WITH no nose landing gear and a crash on the cards, the cockpit crew of a US-Bangla domestic flight to Cox’s Bazar kept them cool and landed their Boeing 737 with 171 lives on board in Chattogram on Wednesday. Luckily nobody was seriously hurt during the emergency landing.
Flight BS-141 took off from Dhaka, with 164 passengers, including 11 children, and 7 crew members. As the cockpit crew, led by Capt Mohammad Zakaria, was preparing to land in Cox’s Bazar, they realised the nose landing gear did not extend and locked in place. The pilots decided to head towards Chattogram’s Shah Amanat International Airport as that was better equipped to deal with an emergency.
This is the second accident regarding a US Bangla plane this year.
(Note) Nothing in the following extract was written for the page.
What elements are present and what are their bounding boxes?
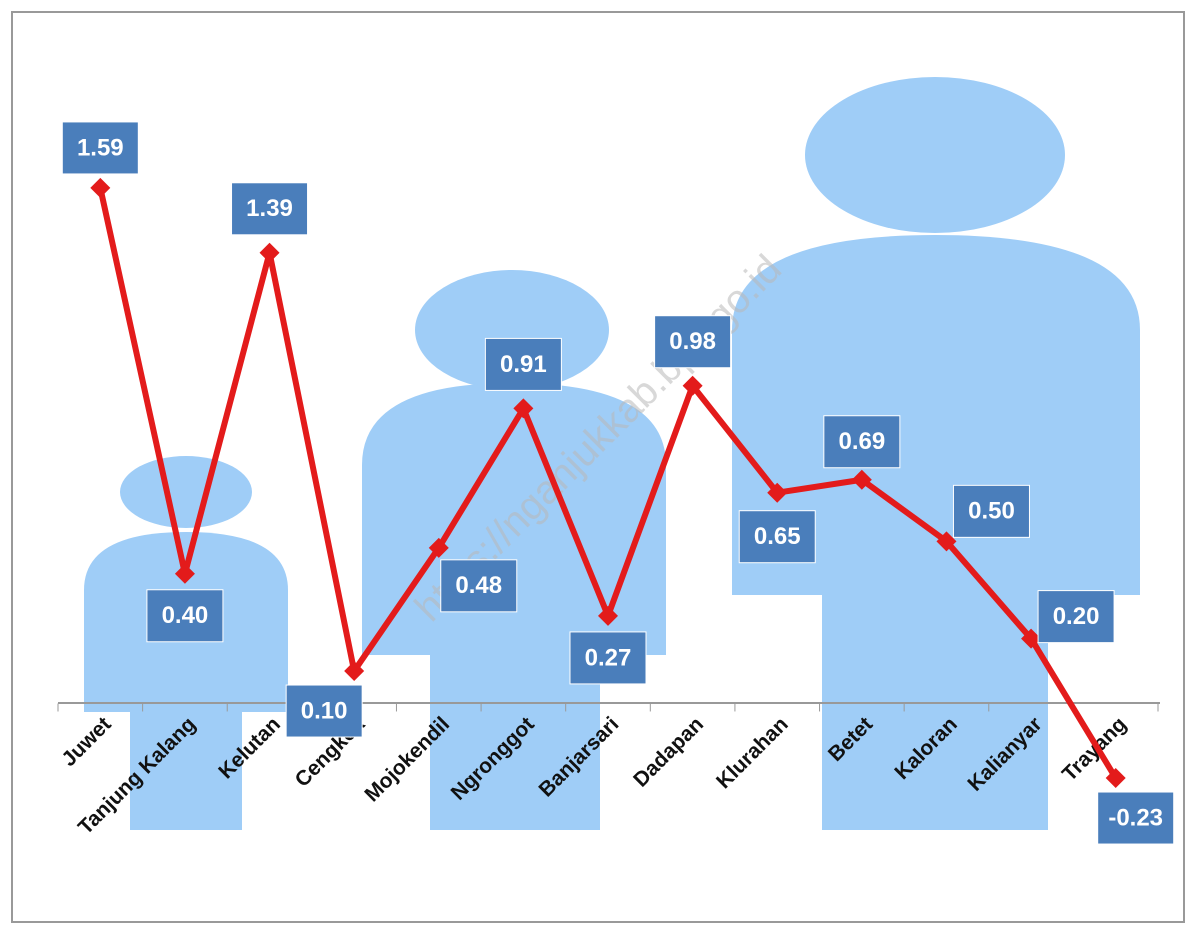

While the first one was possibly due to pilot error but this time the reversed is happened. The fact is that — the passengers were saved because of the pilot’s smartness.
The question remains as to why the landing gears did not extend. This is a critical physical malfunction of the plane and it should have been detected as technical flaws. The department of civil aviation is the ultimate authority responsible for safety of the every aircraft that takes off from our airport.
After the first US Bangla crash pilots reported to media about how the airlines in their bid to maximise profit allegedly overwork their pilots, send-off flights even when the rules don’t permit, or even sometimes hide defects because grounding of aircraft means a huge amount of loss. Our question is concerning the role of the Ministry of Civil Aviation.
Pilots alleged that they are forced by management to operate in situations where it’s prudent not to fly. Maintaining flight schedule and commercial considerations take precedence over flight safety. Private carriers try to land even when the situation is least favourable. They try to depart for a destination in rough weather even with a very marginal visibility, they compromise on technical issues, fly without weather radar, forbid pilots to give entry in the engineering log especially at outstations as grounding would cost money. The airlines must be held responsible and the accountability for safety of the flights cannot be avoided by the Ministry Of Civil Aviation. The truth is the ministers are useless for the running the ministries as it is easy for them to shift the blame to others.
It’s once again a failure of the regulatory authority like CAAB as they have failed to enforce the safety regulation. The private airlines should also think about passengers’ safety. Pilots alleged in March of this year that certain officials of Civil Aviation could be bought off by the private airlines — if true it is a most serious allegation which needs to be promptly addressed.
But the nature of our government is that it has no responsibility to perform its own duty. Everybody is busy in making money. This situation must end. Public servants must serve the people or go.